The issue with looking trying to play “optimally” is that eventually (depending on the your tolerance) you’ll get frustrated with how complicated this system is to game. Consider that this “game” is presented to you, but you might not want to “all-in” on the reward, and rather find some balance to get what you want out of the game. For example, taking a pay cut to perserve a level of mental health/work life balance that is conducive to your long term goals outside of work.

Hobbies

The grindset (grinding mindset) has been about capitalizing on your side hustles and whatnot to optimize for either money or at least outside perception. This capitlistic mindset, on the surface level affected what I do. I build out projects to develop a portfolio, I keep up my social media presence to stay relevant, I practice music to sound good at performances, I play video games to gain social capital, etc. These activities and the reasons why I was doing them wasn’t too hard to critique and eventually shed off.

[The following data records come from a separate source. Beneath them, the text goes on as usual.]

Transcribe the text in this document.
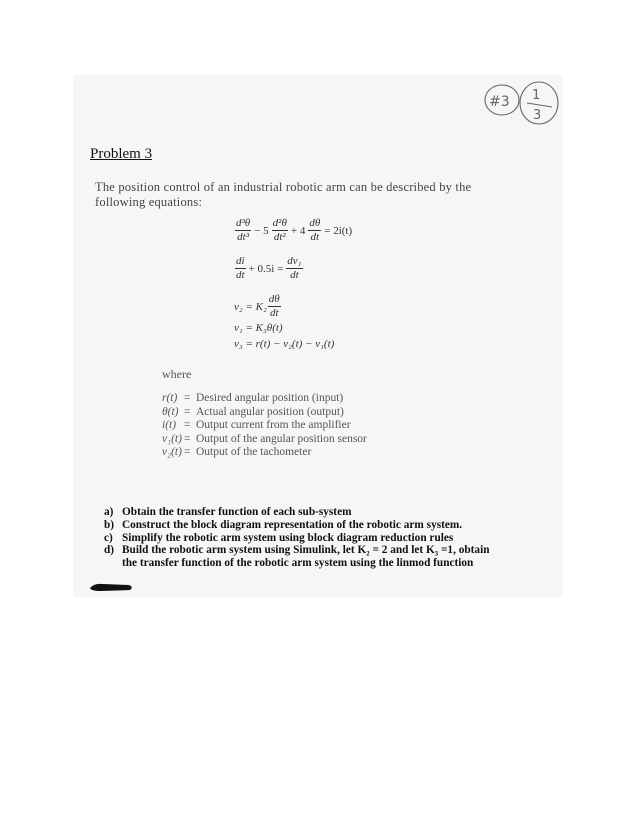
#3 1
3
Problem 3
The position control of an industrial robotic arm can be described by the following equations:
$\frac{\text{d³θ}}{\text{dt³}} - 5 \frac{\text{d²θ}}{\text{dt²}} + 4 \frac{d\theta}{dt} = 2i(t)$
$\frac{di}{dt} + 0.5i = \frac{\text{dv₁}}{dt}$
$v_2 = K_2 \frac{d\theta}{dt}$
v₁ = K₃θ(t)
v₃ = r(t) − v₂(t) − v₁(t)
where
r(t) = Desired angular position (input)
θ(t) = Actual angular position (output)
i(t) = Output current from the amplifier
v₁(t) = Output of the angular position sensor
v₂(t) = Output of the tachometer
a) Obtain the transfer function of each sub-system
b) Construct the block diagram representation of the robotic arm system.
c) Simplify the robotic arm system using block diagram reduction rules
d) Build the robotic arm system using Simulink, let K₂ = 2 and let K₃ =1, obtain the transfer function of the robotic arm system using the linmod function
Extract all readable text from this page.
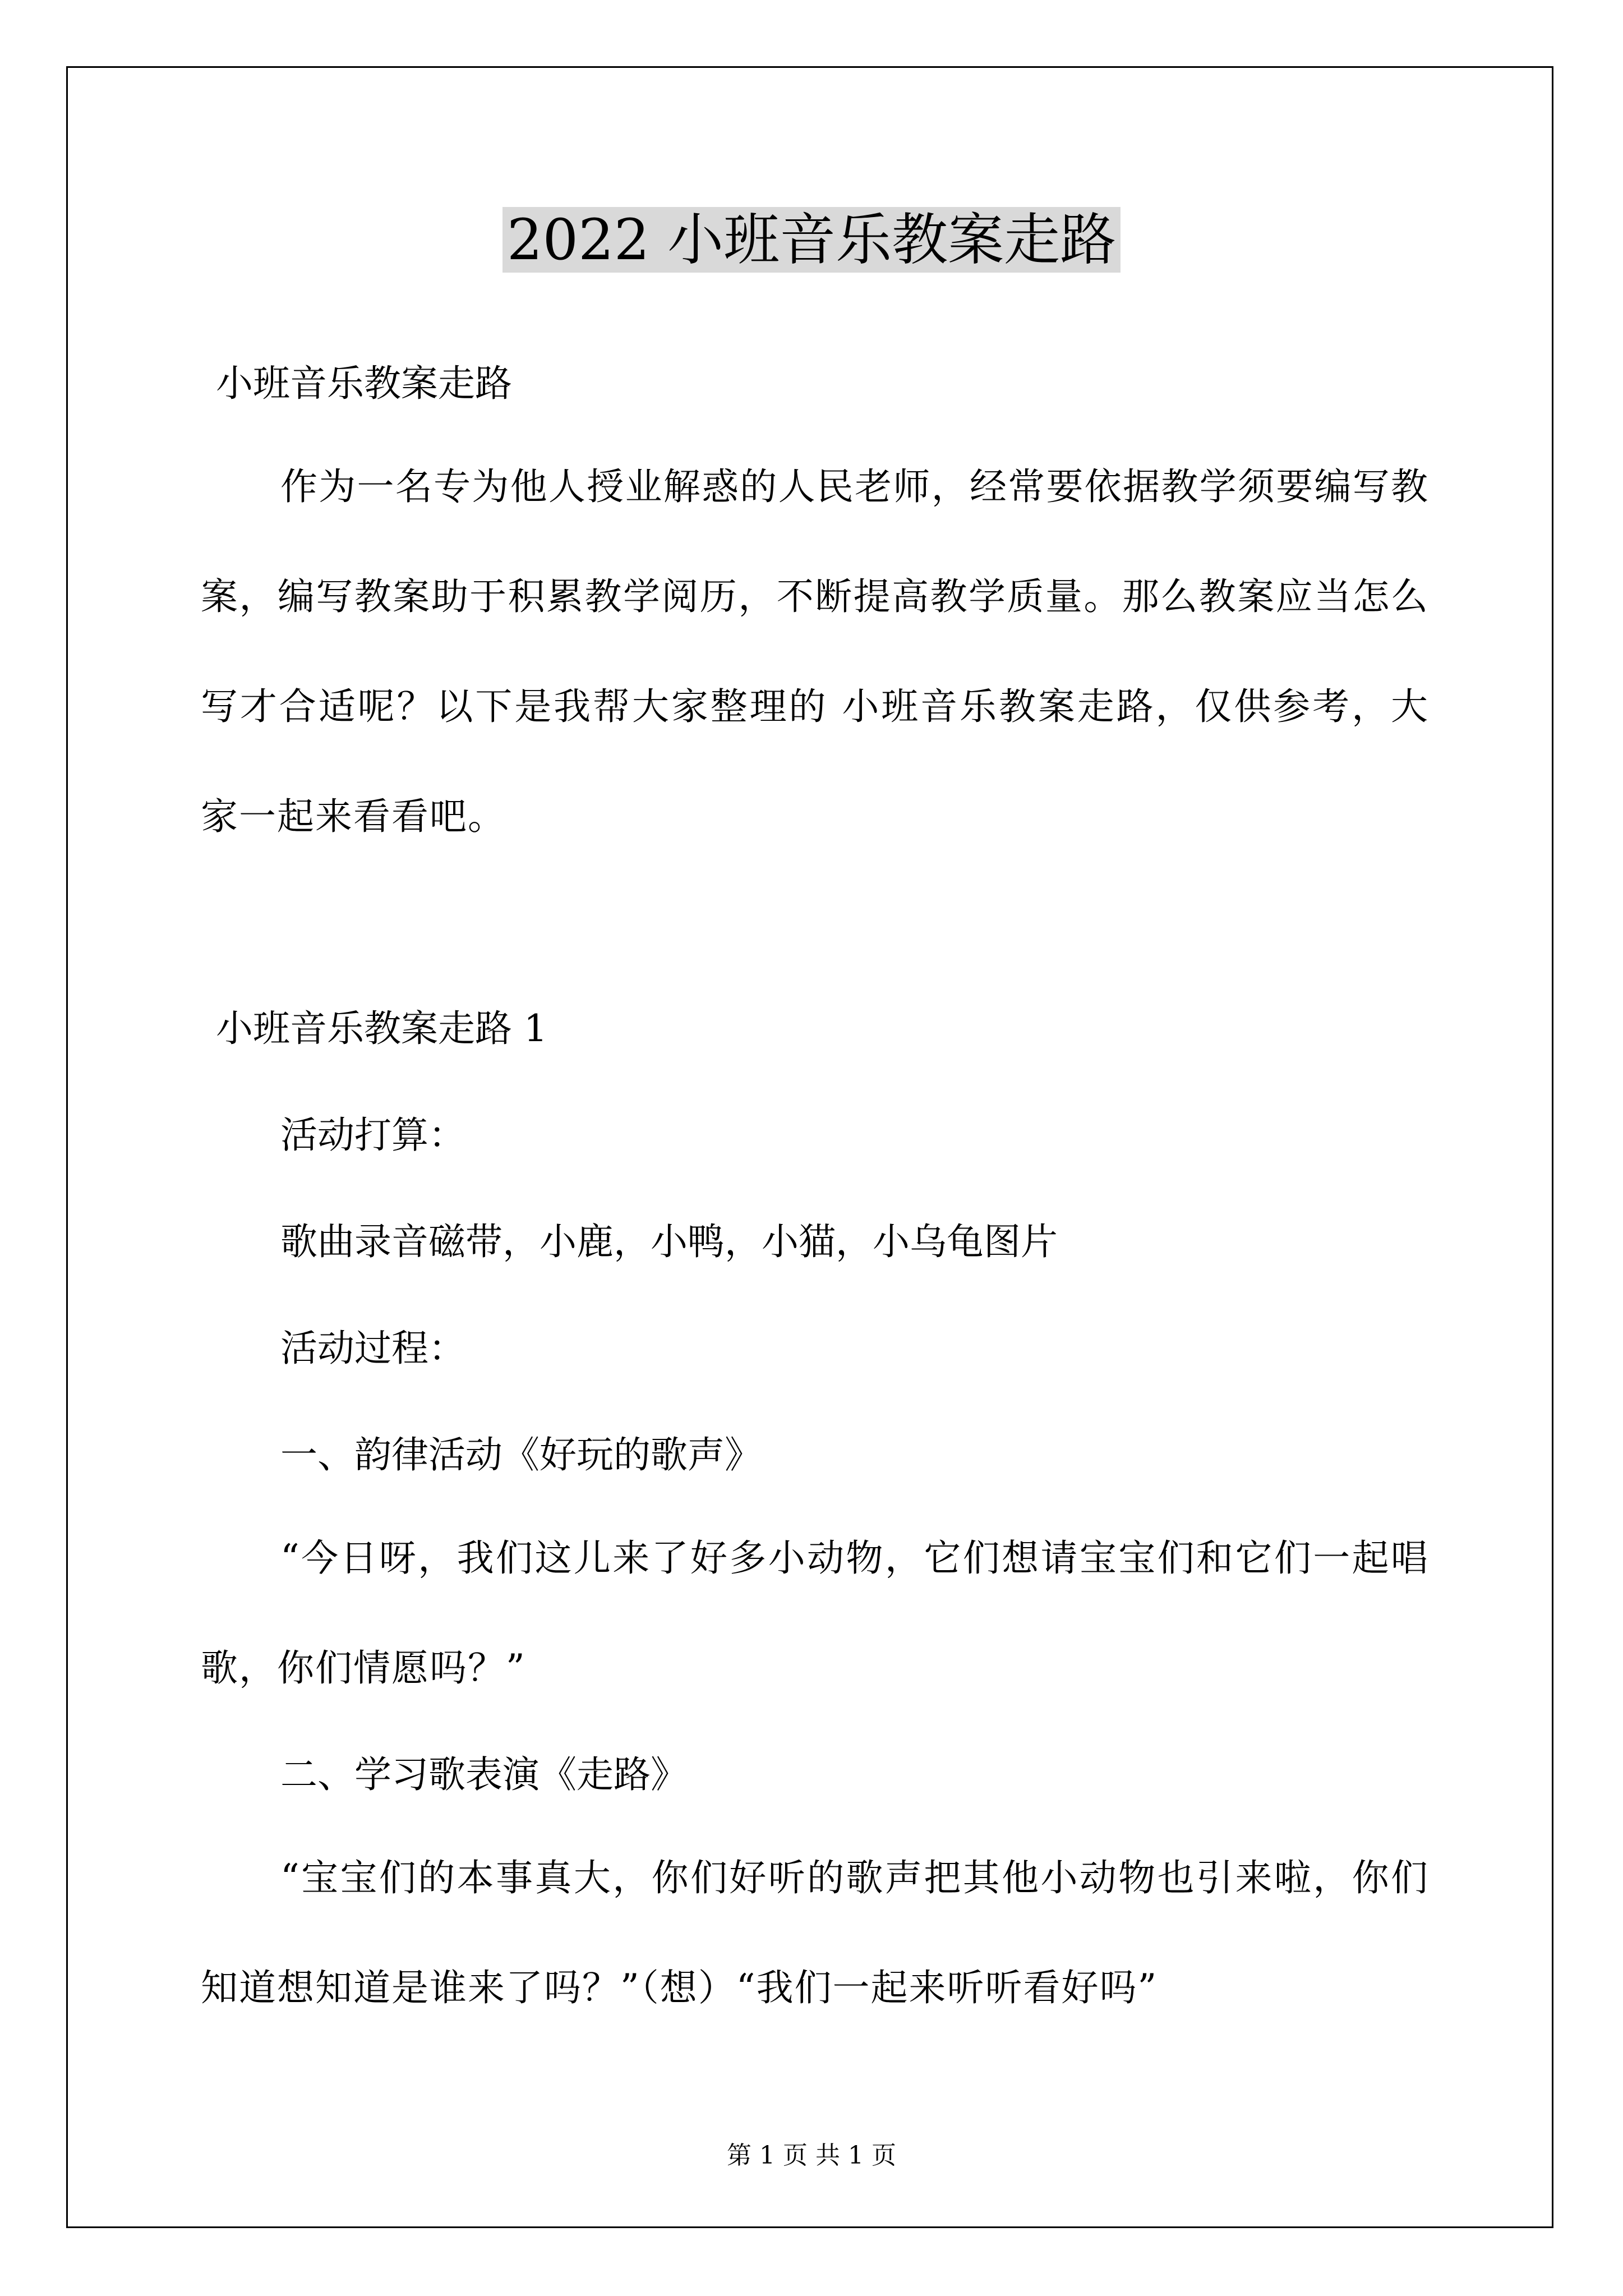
2022 小班音乐教案走路
小班音乐教案走路
作为一名专为他人授业解惑的人民老师，经常要依据教学须要编写教案，编写教案助于积累教学阅历，不断提高教学质量。那么教案应当怎么写才合适呢？以下是我帮大家整理的 小班音乐教案走路，仅供参考，大家一起来看看吧。
小班音乐教案走路 1
活动打算：
歌曲录音磁带，小鹿，小鸭，小猫，小乌龟图片
活动过程：
一、韵律活动《好玩的歌声》
“今日呀，我们这儿来了好多小动物，它们想请宝宝们和它们一起唱歌，你们情愿吗？”
二、学习歌表演《走路》
“宝宝们的本事真大，你们好听的歌声把其他小动物也引来啦，你们知道想知道是谁来了吗？”（想）“我们一起来听听看好吗”
第 1 页 共 1 页
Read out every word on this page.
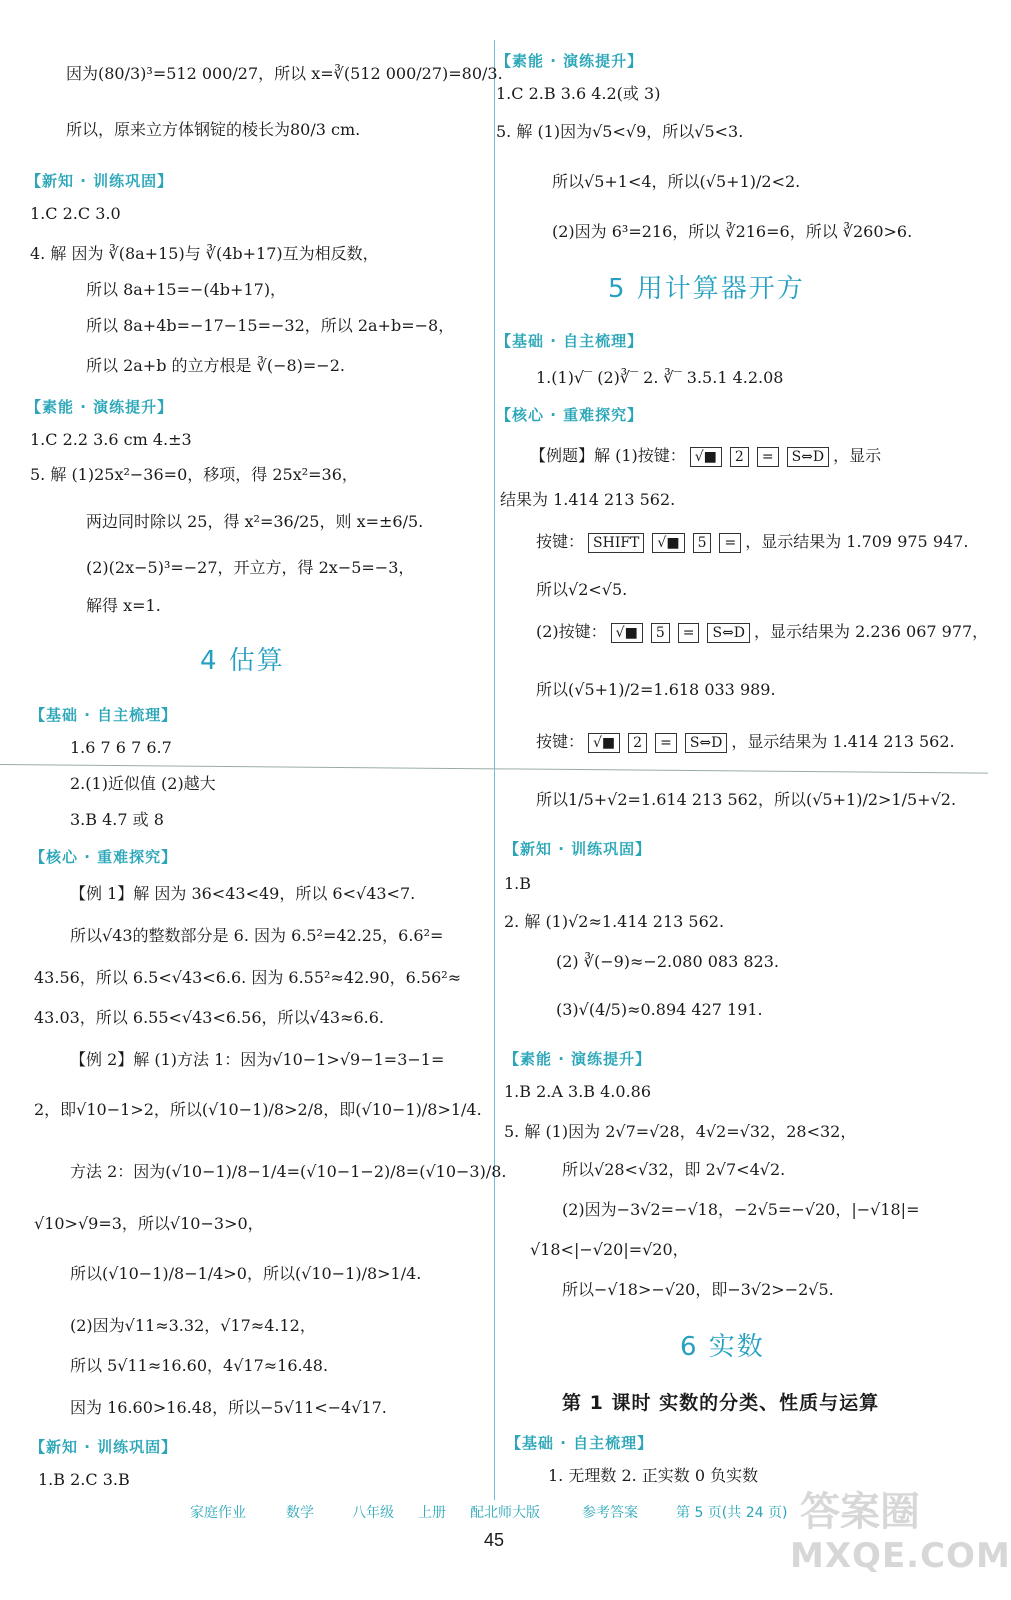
因为(80/3)³=512 000/27，所以 x=∛(512 000/27)=80/3.
所以，原来立方体钢锭的棱长为80/3 cm.
【新知 · 训练巩固】
1.C 2.C 3.0
4. 解 因为 ∛(8a+15)与 ∛(4b+17)互为相反数，
所以 8a+15=−(4b+17)，
所以 8a+4b=−17−15=−32，所以 2a+b=−8，
所以 2a+b 的立方根是 ∛(−8)=−2.
【素能 · 演练提升】
1.C 2.2 3.6 cm 4.±3
5. 解 (1)25x²−36=0，移项，得 25x²=36，
两边同时除以 25，得 x²=36/25，则 x=±6/5.
(2)(2x−5)³=−27，开立方，得 2x−5=−3，
解得 x=1.
4 估算
【基础 · 自主梳理】
1.6 7 6 7 6.7
2.(1)近似值 (2)越大
3.B 4.7 或 8
【核心 · 重难探究】
【例 1】解 因为 36<43<49，所以 6<√43<7.
所以√43的整数部分是 6. 因为 6.5²=42.25，6.6²=
43.56，所以 6.5<√43<6.6. 因为 6.55²≈42.90，6.56²≈
43.03，所以 6.55<√43<6.56，所以√43≈6.6.
【例 2】解 (1)方法 1：因为√10−1>√9−1=3−1=
2，即√10−1>2，所以(√10−1)/8>2/8，即(√10−1)/8>1/4.
方法 2：因为(√10−1)/8−1/4=(√10−1−2)/8=(√10−3)/8.
√10>√9=3，所以√10−3>0，
所以(√10−1)/8−1/4>0，所以(√10−1)/8>1/4.
(2)因为√11≈3.32，√17≈4.12，
所以 5√11≈16.60，4√17≈16.48.
因为 16.60>16.48，所以−5√11<−4√17.
【新知 · 训练巩固】
1.B 2.C 3.B
【素能 · 演练提升】
1.C 2.B 3.6 4.2(或 3)
5. 解 (1)因为√5<√9，所以√5<3.
所以√5+1<4，所以(√5+1)/2<2.
(2)因为 6³=216，所以 ∛216=6，所以 ∛260>6.
5 用计算器开方
【基础 · 自主梳理】
1.(1)√‾ (2)∛‾ 2. ∛‾ 3.5.1 4.2.08
【核心 · 重难探究】
【例题】解 (1)按键： √■ 2 = S⇔D ，显示
结果为 1.414 213 562.
按键： SHIFT √■ 5 = ，显示结果为 1.709 975 947.
所以√2<√5.
(2)按键： √■ 5 = S⇔D ，显示结果为 2.236 067 977，
所以(√5+1)/2=1.618 033 989.
按键： √■ 2 = S⇔D ，显示结果为 1.414 213 562.
所以1/5+√2=1.614 213 562，所以(√5+1)/2>1/5+√2.
【新知 · 训练巩固】
1.B
2. 解 (1)√2≈1.414 213 562.
(2) ∛(−9)≈−2.080 083 823.
(3)√(4/5)≈0.894 427 191.
【素能 · 演练提升】
1.B 2.A 3.B 4.0.86
5. 解 (1)因为 2√7=√28，4√2=√32，28<32，
所以√28<√32，即 2√7<4√2.
(2)因为−3√2=−√18，−2√5=−√20，|−√18|=
√18<|−√20|=√20，
所以−√18>−√20，即−3√2>−2√5.
6 实数
第 1 课时 实数的分类、性质与运算
【基础 · 自主梳理】
1. 无理数 2. 正实数 0 负实数
家庭作业	数学	八年级 上册 配北师大版	参考答案	第 5 页(共 24 页)
45
答案圈
MXQE.COM
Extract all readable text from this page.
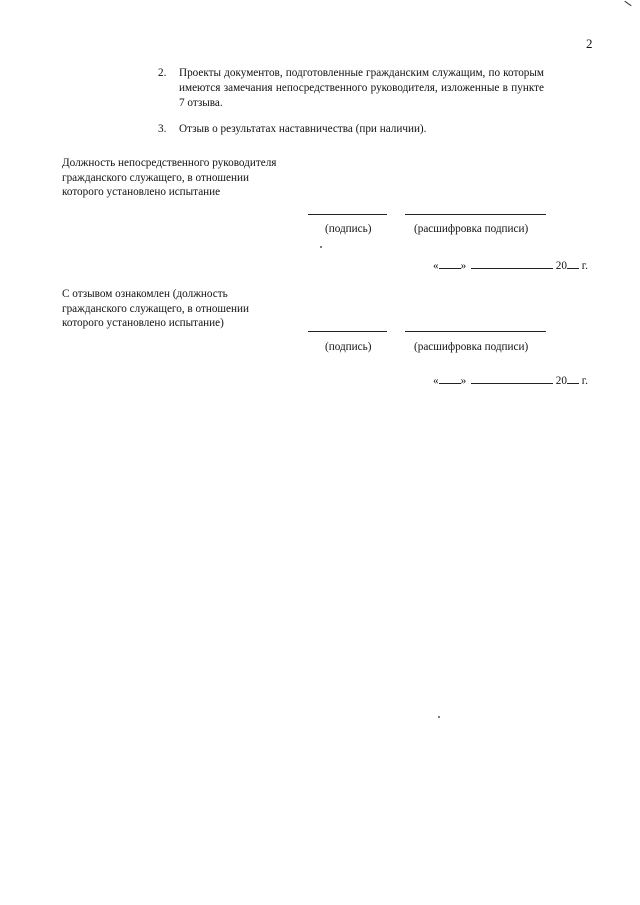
2
2. Проекты документов, подготовленные гражданским служащим, по которым имеются замечания непосредственного руководителя, изложенные в пункте 7 отзыва.
3. Отзыв о результатах наставничества (при наличии).
Должность непосредственного руководителя гражданского служащего, в отношении которого установлено испытание
(подпись)	(расшифровка подписи)
« »	20 г.
С отзывом ознакомлен (должность гражданского служащего, в отношении которого установлено испытание)
(подпись)	(расшифровка подписи)
« »	20 г.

But more deeper than that is now I feel like I can’t do anything for purely my enjoyment. It’s a deep seeded need to be recognized and praised for what I’m doing. And to do that, I need to go really really deep and become some professional do-er, whatever it is. Gamer, streamer, tweeter, blogger, coder, photographer, whatever. So I get tricked into “You need to go ALL-IN here, or else you’ll be no one”. (Some dark-side demon shit goin on here).

My knee-jerk reaction is to be frustrated at myself – Why would I need external validation? I thought I moved past that! But maybe this is a human need, and sharing things with people in a social setting is what I need to do. Being angry at why I want something isn’t setting me up for success here.

Perfection

(Oh lawd here he goes again) I guess we can alternatively title this post “Unlearning the Need to be Optimal” and tie many things back to the previous post. I guess I’m just saying the same thing. THat would be boring though.

Systems Served to You Don’t Have to be Accepted

School and video games present you with the reward system to incentivize behaviour. Many other things try to get you to do something by giving you a reward you might like, such as social media posting can reward you with metrics (likes, followers). They either want you to get addicted (lower your standards of rewards to the ones they so easily provide) or place real value in these fake rewards. Just cause it’s in front of you, doesn’t mean you have to accept. We must critically think – does the reward serve me? Or am I just playing cause it’s convenient? And the reward is “just rewarding enough” for me to play?

The dark truth about these systems is that they’re gamed and optimized, just like school/games. And when others get ahead, our human instinct of FOMO kicks in, and makes you feel like you have to participate. It’s pretty sadistic to prey on human flaws.


God damn it I actually set out to write up a post about this bomb ass pad thai I made, but ended up writing about this. I guess it was on my mind.